Video projects that involve multiple stakeholders with equal authority over creative decisions consistently run over time and over budget. The marketing manager wants one thing, the CEO wants another, the sales director wants to add a section about a product the video was not designed to cover. Every revision round becomes a negotiation between internal parties rather than a refinement of the creative.
This is the single most common cause of projects running past their deadline. It is not a production problem. It is a client-side process problem, and production companies cannot solve it for you.
Review files are often compressed for delivery. A surprising number of clients watch a review link on their phone, in a moving car, with the sound off, and approve a video that has audio problems they would have caught if they had watched it properly. Or they watch half and assume the rest is fine.
The consequences show up after final delivery, when changes are out of scope and cost extra, or after the video has already been published and the audio problem is now public.

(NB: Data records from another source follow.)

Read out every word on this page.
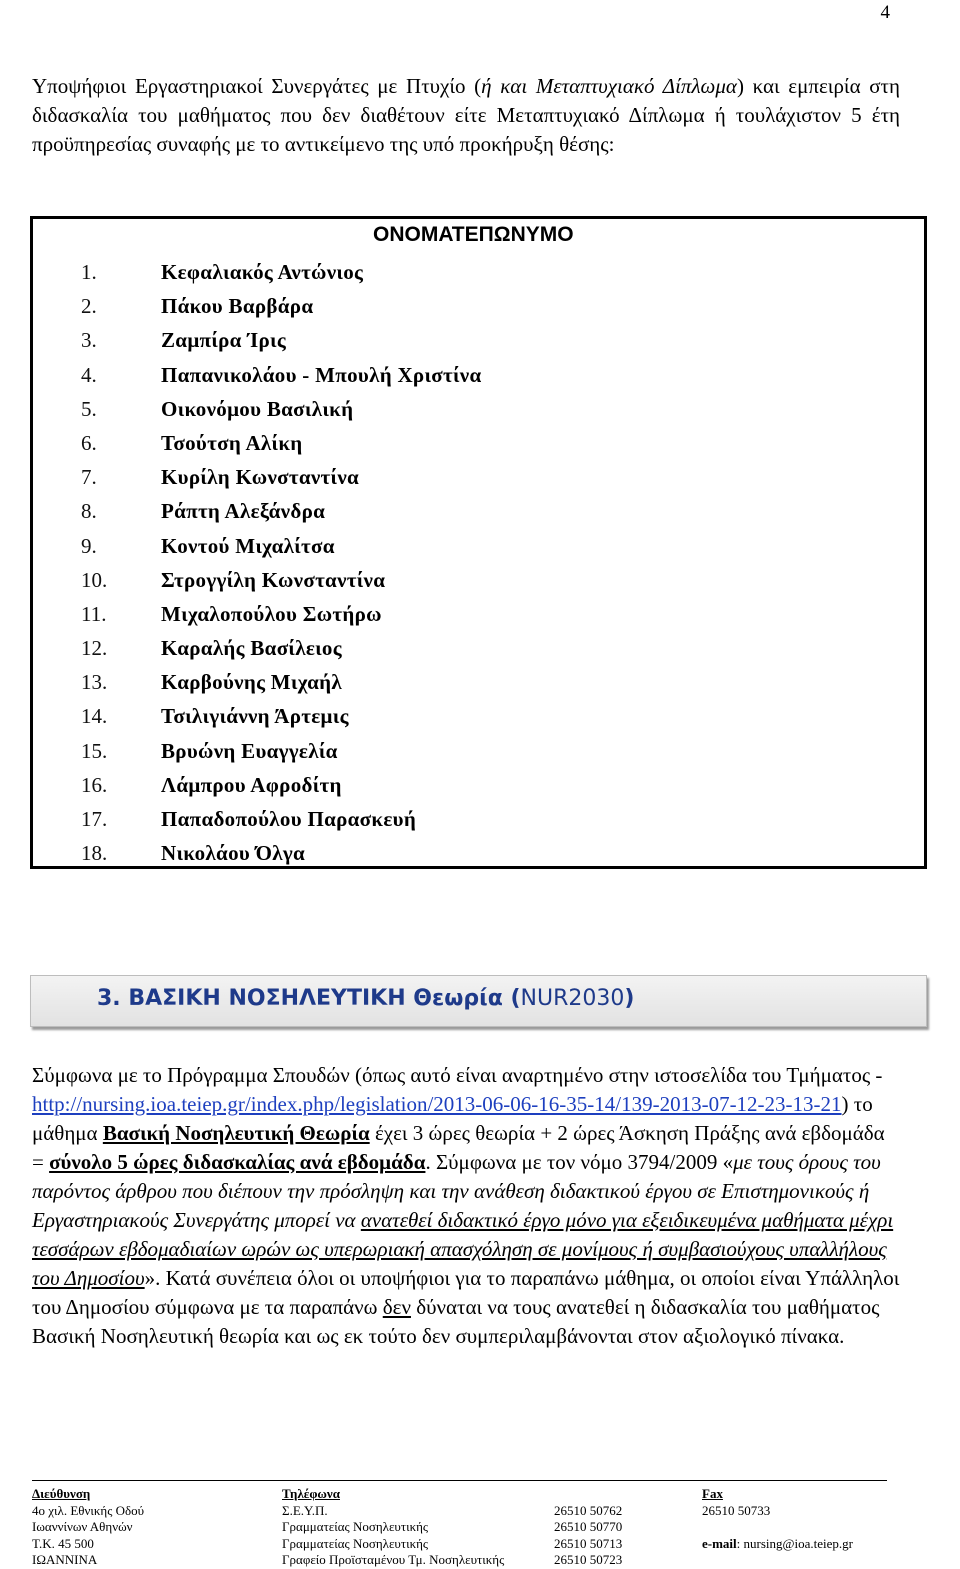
4
Υποψήφιοι Εργαστηριακοί Συνεργάτες με Πτυχίο (ή και Μεταπτυχιακό Δίπλωμα) και εμπειρία στη διδασκαλία του μαθήματος που δεν διαθέτουν είτε Μεταπτυχιακό Δίπλωμα ή τουλάχιστον 5 έτη προϋπηρεσίας συναφής με το αντικείμενο της υπό προκήρυξη θέσης:
ΟΝΟΜΑΤΕΠΩΝΥΜΟ
1.	Κεφαλιακός Αντώνιος
2.	Πάκου Βαρβάρα
3.	Ζαμπίρα Ίρις
4.	Παπανικολάου - Μπουλή Χριστίνα
5.	Οικονόμου Βασιλική
6.	Τσούτση Αλίκη
7.	Κυρίλη Κωνσταντίνα
8.	Ράπτη Αλεξάνδρα
9.	Κοντού Μιχαλίτσα
10.	Στρογγίλη Κωνσταντίνα
11.	Μιχαλοπούλου Σωτήρω
12.	Καραλής Βασίλειος
13.	Καρβούνης Μιχαήλ
14.	Τσιλιγιάννη Άρτεμις
15.	Βρυώνη Ευαγγελία
16.	Λάμπρου Αφροδίτη
17.	Παπαδοπούλου Παρασκευή
18.	Νικολάου Όλγα
3. ΒΑΣΙΚΗ ΝΟΣΗΛΕΥΤΙΚΗ Θεωρία (NUR2030)
Σύμφωνα με το Πρόγραμμα Σπουδών (όπως αυτό είναι αναρτημένο στην ιστοσελίδα του Τμήματος - http://nursing.ioa.teiep.gr/index.php/legislation/2013-06-06-16-35-14/139-2013-07-12-23-13-21) το μάθημα Βασική Νοσηλευτική Θεωρία έχει 3 ώρες θεωρία + 2 ώρες Άσκηση Πράξης ανά εβδομάδα = σύνολο 5 ώρες διδασκαλίας ανά εβδομάδα. Σύμφωνα με τον νόμο 3794/2009 «με τους όρους του παρόντος άρθρου που διέπουν την πρόσληψη και την ανάθεση διδακτικού έργου σε Επιστημονικούς ή Εργαστηριακούς Συνεργάτης μπορεί να ανατεθεί διδακτικό έργο μόνο για εξειδικευμένα μαθήματα μέχρι τεσσάρων εβδομαδιαίων ωρών ως υπερωριακή απασχόληση σε μονίμους ή συμβασιούχους υπαλλήλους του Δημοσίου». Κατά συνέπεια όλοι οι υποψήφιοι για το παραπάνω μάθημα, οι οποίοι είναι Υπάλληλοι του Δημοσίου σύμφωνα με τα παραπάνω δεν δύναται να τους ανατεθεί η διδασκαλία του μαθήματος Βασική Νοσηλευτική θεωρία και ως εκ τούτο δεν συμπεριλαμβάνονται στον αξιολογικό πίνακα.
Διεύθυνση
4ο χιλ. Εθνικής Οδού
Ιωαννίνων Αθηνών
Τ.Κ. 45 500
ΙΩΑΝΝΙΝΑ
Τηλέφωνα
Σ.Ε.Υ.Π.
Γραμματείας Νοσηλευτικής
Γραμματείας Νοσηλευτικής
Γραφείο Προϊσταμένου Τμ. Νοσηλευτικής

26510 50762
26510 50770
26510 50713
26510 50723
Fax
26510 50733

e-mail: nursing@ioa.teiep.gr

A video produced without a specific distribution plan often does not get distributed. It gets delivered, it sits in a shared folder, and it gets posted once on Instagram six weeks later at a random time with no caption strategy or paid support. The production was fine. The deployment was an afterthought.
Distribution planning also affects production decisions. If you know you need a vertical cut for Reels, a square cut for Facebook, and a 15-second version for pre-roll ads, those outputs need to be scoped into the production. Asking for them after the fact always costs more.
A video that introduces your company, showcases your products, explains your process, features three client testimonials, and ends with your pricing is not a video. It is a brochure that moves. It is too long for social media, too unfocused for a landing page, and too general to work in a sales conversation.
Every video should do one thing well: introduce the brand, or demonstrate a specific product, or capture a client story, or explain a specific feature. Trying to combine several of these into one production produces something that does none of them effectively.
Every mistake above happens before the camera is switched on. Video production quality is largely decided in the planning phase. Invest time there, and almost everything else gets easier.